By contrast, Bengal, the fertile and densely populated delta of today’s Bangladesh and West Bengal, was the wealthiest region on the planet. European travellers called it “the paradise of nations.” Its weavers clothed the world, its scholars flourished, its ports drove global trade.

That balance was shattered after 1757, when Britain conquered Bengal. From that moment on, Bengal’s immense revenues and resources were drained away to finance Britain’s wars, ships, and factories. This was not just economic extraction. It was a civilizational inversion. Britain industrialized on the back of Bengal’s wealth, while Bengal was systematically deindustrialized, starved, and kept dependent. Famines followed, industries collapsed, and a region once at the peak of prosperity was deliberately pushed into poverty.

This is why conventional economic estimates, that Britain today would be 10 to 20 percent poorer without empire, miss the real point. Without Bengal, Britain’s Industrial Revolution would have been delayed or diminished. London might never have become a financial capital. The British Empire itself may never have existed. In a counterfactual world without the colonial drain, Britain today would likely resemble Portugal or Greece: a middling European power, not a G7 leader.

Meanwhile, Bengal’s trajectory would have been entirely different. With its early wealth reinvested locally, Bengal could have industrialized centuries earlier, built modern infrastructure, and compounded its growth. Today, Bangladesh, often dismissed as developing, might instead sit comfortably in the G7, with GDP per capita closer to Britain or France.

Empire then was not just about Britain’s enrichment. It was about the theft of Bengal’s future. What we celebrate as Britain’s rise was in fact Bengal’s fall. The Industrial Revolution was built not simply in Lancashire’s mills but on the stolen capital of Bengal’s looms.

The true cost of empire is not just in trillions drained but in the alternate world that never happened, a world where Britain remained marginal and Bengal led the modern age.

Yet history is not destiny. With Sheikh Hasina now gone, Bangladesh stands on the edge of a new dawn. For the first time in half a century, the people have a chance to write their own future without fear or repression. The question is whether Bangladesh will repeat the cycles of elite capture, or whether it will seize this moment to build a new republic on the foundations of freedom and fairness.

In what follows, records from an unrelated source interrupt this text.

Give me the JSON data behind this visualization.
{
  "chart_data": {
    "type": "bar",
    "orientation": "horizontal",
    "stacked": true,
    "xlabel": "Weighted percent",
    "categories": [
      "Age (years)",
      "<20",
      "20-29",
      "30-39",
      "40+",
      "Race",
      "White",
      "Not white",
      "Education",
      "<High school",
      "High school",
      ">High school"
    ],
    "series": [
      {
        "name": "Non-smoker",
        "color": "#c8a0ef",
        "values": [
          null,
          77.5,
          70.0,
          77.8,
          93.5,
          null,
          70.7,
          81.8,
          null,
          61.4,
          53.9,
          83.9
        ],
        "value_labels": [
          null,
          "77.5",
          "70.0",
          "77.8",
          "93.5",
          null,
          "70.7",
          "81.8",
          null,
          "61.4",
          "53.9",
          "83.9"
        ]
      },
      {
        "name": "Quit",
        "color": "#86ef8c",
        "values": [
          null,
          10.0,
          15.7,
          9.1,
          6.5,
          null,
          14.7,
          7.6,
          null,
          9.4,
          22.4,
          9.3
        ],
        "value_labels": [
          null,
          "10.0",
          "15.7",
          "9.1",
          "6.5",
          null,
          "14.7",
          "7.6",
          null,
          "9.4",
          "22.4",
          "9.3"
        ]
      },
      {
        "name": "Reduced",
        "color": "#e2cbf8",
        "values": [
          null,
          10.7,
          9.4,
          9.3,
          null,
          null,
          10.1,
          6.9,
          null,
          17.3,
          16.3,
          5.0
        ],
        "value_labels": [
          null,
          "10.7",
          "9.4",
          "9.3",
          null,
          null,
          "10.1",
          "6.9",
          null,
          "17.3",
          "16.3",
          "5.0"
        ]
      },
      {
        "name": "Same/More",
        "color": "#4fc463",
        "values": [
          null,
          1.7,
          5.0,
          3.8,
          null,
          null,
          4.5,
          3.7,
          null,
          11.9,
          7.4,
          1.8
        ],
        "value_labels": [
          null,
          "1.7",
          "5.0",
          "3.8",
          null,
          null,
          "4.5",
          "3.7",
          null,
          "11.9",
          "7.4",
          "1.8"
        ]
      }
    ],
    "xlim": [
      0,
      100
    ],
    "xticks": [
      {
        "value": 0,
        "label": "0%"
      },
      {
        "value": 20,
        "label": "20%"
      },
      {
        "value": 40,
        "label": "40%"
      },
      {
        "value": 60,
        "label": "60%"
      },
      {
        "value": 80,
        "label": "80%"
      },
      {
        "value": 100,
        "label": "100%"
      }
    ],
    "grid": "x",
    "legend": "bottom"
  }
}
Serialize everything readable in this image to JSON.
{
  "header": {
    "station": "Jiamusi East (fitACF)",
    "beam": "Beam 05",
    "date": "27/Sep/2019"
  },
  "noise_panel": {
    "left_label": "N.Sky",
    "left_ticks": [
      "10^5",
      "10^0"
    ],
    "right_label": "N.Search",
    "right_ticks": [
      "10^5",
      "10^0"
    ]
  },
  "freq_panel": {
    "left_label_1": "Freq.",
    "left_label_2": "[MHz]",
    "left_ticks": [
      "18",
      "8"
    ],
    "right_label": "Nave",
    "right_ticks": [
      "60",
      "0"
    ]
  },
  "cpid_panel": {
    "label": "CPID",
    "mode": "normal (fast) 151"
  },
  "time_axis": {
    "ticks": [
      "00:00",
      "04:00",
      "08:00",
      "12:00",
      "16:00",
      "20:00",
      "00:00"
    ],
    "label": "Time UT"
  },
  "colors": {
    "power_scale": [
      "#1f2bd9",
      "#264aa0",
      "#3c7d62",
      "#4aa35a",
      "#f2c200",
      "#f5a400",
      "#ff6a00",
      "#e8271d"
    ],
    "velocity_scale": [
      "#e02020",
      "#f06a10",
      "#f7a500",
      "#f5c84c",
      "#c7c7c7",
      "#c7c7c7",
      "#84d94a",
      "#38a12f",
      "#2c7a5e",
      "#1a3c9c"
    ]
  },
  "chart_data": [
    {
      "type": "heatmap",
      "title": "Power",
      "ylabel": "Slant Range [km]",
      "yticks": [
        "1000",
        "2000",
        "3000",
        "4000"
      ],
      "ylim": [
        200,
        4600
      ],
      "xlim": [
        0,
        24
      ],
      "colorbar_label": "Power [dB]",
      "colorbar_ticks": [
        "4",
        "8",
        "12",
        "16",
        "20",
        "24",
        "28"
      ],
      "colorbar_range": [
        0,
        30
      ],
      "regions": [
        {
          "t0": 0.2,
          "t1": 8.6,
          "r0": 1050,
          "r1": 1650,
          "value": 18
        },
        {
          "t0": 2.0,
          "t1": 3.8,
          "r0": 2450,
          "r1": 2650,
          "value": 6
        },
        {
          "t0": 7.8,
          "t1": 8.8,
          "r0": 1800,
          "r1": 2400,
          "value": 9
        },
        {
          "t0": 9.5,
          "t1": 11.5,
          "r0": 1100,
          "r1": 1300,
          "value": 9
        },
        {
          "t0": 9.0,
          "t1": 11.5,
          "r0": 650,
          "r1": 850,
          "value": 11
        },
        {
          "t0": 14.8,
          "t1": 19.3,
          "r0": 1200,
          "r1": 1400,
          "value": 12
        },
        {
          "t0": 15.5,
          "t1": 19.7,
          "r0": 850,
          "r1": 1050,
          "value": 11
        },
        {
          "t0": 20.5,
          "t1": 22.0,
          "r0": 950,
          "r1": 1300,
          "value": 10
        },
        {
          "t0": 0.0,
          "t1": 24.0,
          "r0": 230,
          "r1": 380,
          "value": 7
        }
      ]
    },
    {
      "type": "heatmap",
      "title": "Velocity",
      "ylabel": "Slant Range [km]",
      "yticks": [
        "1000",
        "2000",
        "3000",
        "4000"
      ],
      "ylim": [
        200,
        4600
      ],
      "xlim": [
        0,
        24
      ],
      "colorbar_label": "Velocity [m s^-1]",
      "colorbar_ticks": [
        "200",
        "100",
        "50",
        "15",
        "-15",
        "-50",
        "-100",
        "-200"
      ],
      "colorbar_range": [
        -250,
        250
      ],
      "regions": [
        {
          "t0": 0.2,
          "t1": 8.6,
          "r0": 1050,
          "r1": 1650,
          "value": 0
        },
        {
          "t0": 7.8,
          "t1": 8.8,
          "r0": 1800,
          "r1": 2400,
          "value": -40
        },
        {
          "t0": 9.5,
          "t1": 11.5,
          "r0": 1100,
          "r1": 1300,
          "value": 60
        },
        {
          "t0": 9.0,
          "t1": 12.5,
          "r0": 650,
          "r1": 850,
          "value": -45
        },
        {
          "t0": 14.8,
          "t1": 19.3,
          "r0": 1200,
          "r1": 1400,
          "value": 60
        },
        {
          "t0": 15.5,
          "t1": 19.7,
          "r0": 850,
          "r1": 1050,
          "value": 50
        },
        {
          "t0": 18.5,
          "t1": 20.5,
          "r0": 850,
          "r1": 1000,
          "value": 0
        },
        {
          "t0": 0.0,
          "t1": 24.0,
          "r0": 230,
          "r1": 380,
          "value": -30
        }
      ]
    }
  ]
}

This is the promise of Bangladesh 2.0. A nation that no longer lives in the shadow of what was stolen, but instead reclaims its rightful place among the leaders of the world. The raw ingredients are already here: a young and determined population, a culture of resilience, and a history of courage that has defeated famine, dictatorship, and exploitation.

If Bangladesh can deliver genuine democratic governance, protect the rule of law, and put the people’s welfare above the interests of dynasties, it can unlock the same transformation we saw in South Korea and Malaysia. Within a generation, Bangladesh can move from being an exporter of cheap labor to an engine of innovation and industry, a country that not only feeds and clothes itself but powers global markets once again, just as Bengal once did centuries ago.

This is not fantasy. It is a choice. Britain’s rise was Bengal’s fall, but the empire is gone. The only empire left to build is one of our own making: an empire of knowledge, of industry, of dignity.

Bangladesh 2.0 means believing in ourselves. It means turning the story of loss into the story of rebirth. It means showing the world that the nation once called the paradise of nations can rise again, not through conquest or exploitation, but through democracy, unity, and the power of its people.